Preet Bharara Under Review for Next US Attorney General
Posted on: October 4, 2014, 10:00h.
Last updated on: October 3, 2014, 01:28h.
Preet Bharara, the man who brought online poker to its knees in America, could be the next US Attorney General. Bharara, who, as US Attorney for the Southern District of New York, was the driving force behind the Black Friday indictments of 2011, is one of four candidates being touted by the media as a successor to Eric Holder, who tendered his resignation from the post this week.
Poker players will be hoping, though, that the job will go to another candidate under consideration, California AG Kamala Harris. She recently opted to reject pressure to sign a letter to Congress that demanded a federal ban on online gaming in solidarity with her state’s efforts to legalize online poker.
While Harris has denied an interest and reaffirmed her commitment to her duties in California, her name remains heavily linked to the position. The official appointer for the US AG job will be her long-time friend and supporter, President Obama, before being ratified by the Senate. Other names in circulation are Massachusetts Governor Deval Patrick and Solicitor General Donald Verrilli.
World’s 100 Most Powerful People
Bharara could be the ideal candidate, however. Although he, too, has yet to officially confirm an interest, his passion for fighting corporate crime embodies what many felt Holder lacked during his tenure. Bharara was named in TIME Magazine’s “World’s 100 Most Powerful People” issue in 2012, and his success rate in prosecuting insider traders has been formidable, bulldozing through an extraordinary 85 convictions in a row.
He is also the man who, with devastating effect, announced that Full Tilt Poker was not a legitimate poker business but a “global Ponzi scheme,” as he issued indictments against Full Tilt, PokerStars and Cereus, as well as the financial payment processing companies that facilitated online poker transactions for US players.
While the legality of online poker was a gray area before Black Friday, Bharara painstakingly built a case against the three biggest operators in the US, which he pursued as zealously as he did his rogue Wall Street traders. Of course, it may be that Bharara has no problem with the new regulated US poker companies, and was inspired in his crusade by the law as he saw it, rather than online poker itself, but the revamped PokerStars, itching to return to the US probably doesn’t want to have to find out.
Questions Deflected
In contrast, while Holder said he felt that the Black Friday indictments were “appropriate measures,” he didn’t seem to share Bharara’s enthusiasm for dismantling online poker in America. He once said that it was up to Congress to clarify the laws on poker, and that it was “beyond his capabilities to determine whether poker was a game of skill or luck.”
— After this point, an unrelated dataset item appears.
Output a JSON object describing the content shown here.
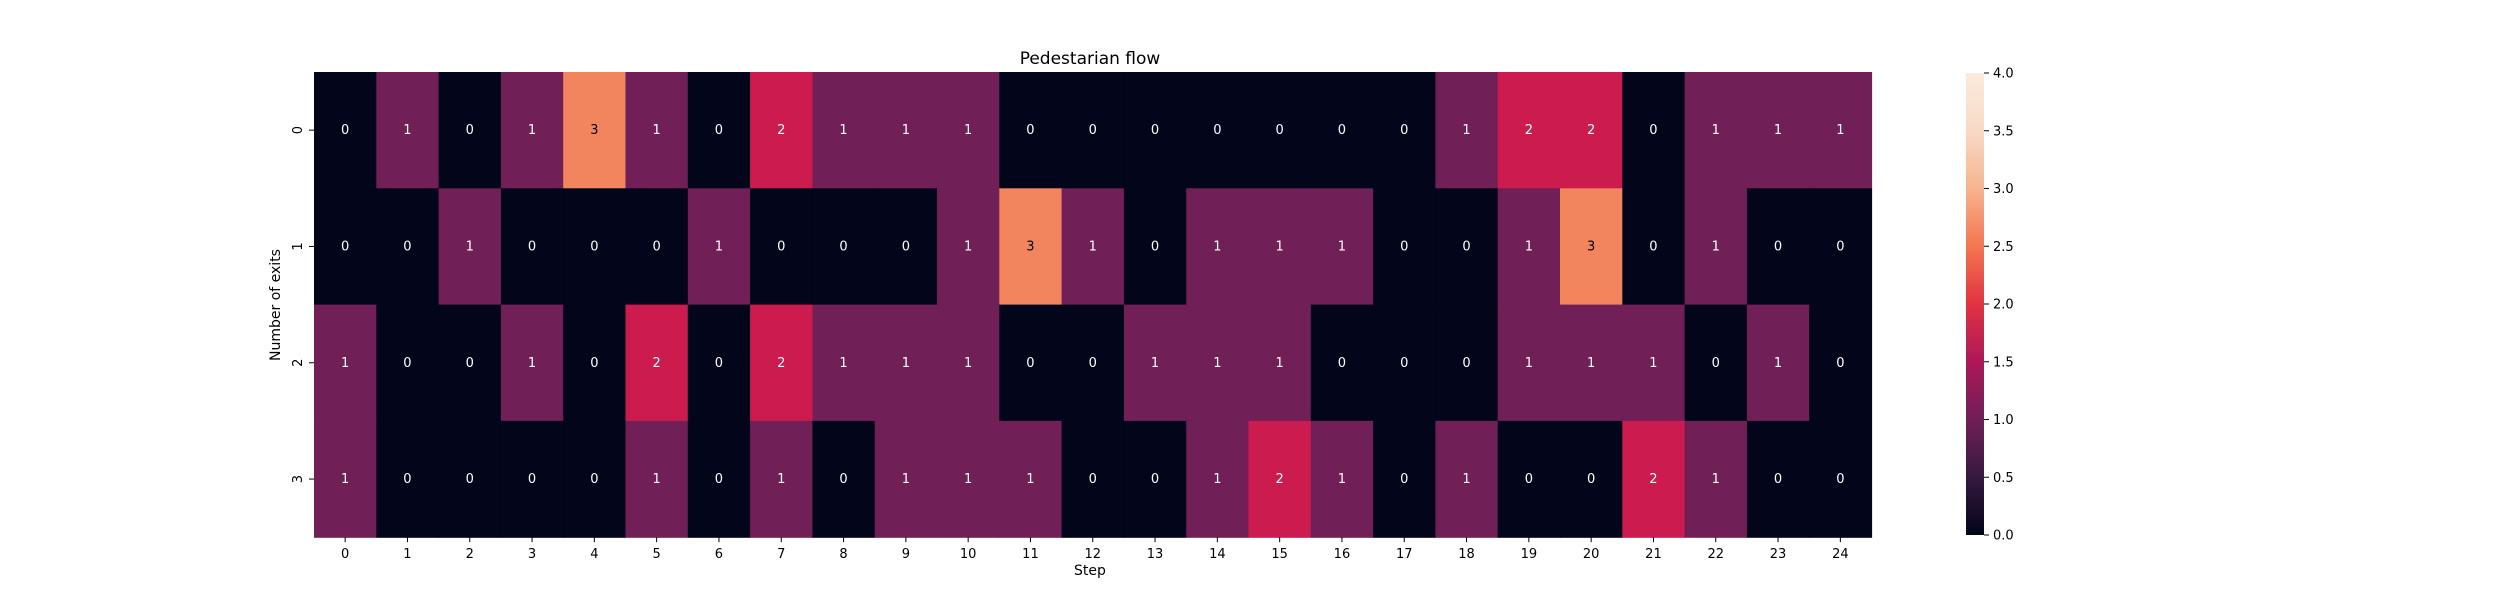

“I am not sure I know who Phil Ivey is,” he said, when asked if he thought the world’s best player was simply lucky, “but I am sure there is some degree of skill that is involved, some degree. I am not a poker player myself.”
This week, speaking at a gathering in New York, Bharara deflected questions about his ambitions by thanking his “very proud Indian mother” for calling the newspapers and asking them to include him on the shortlists of possible candidates, a quip that drew laughs from the assembled crowd.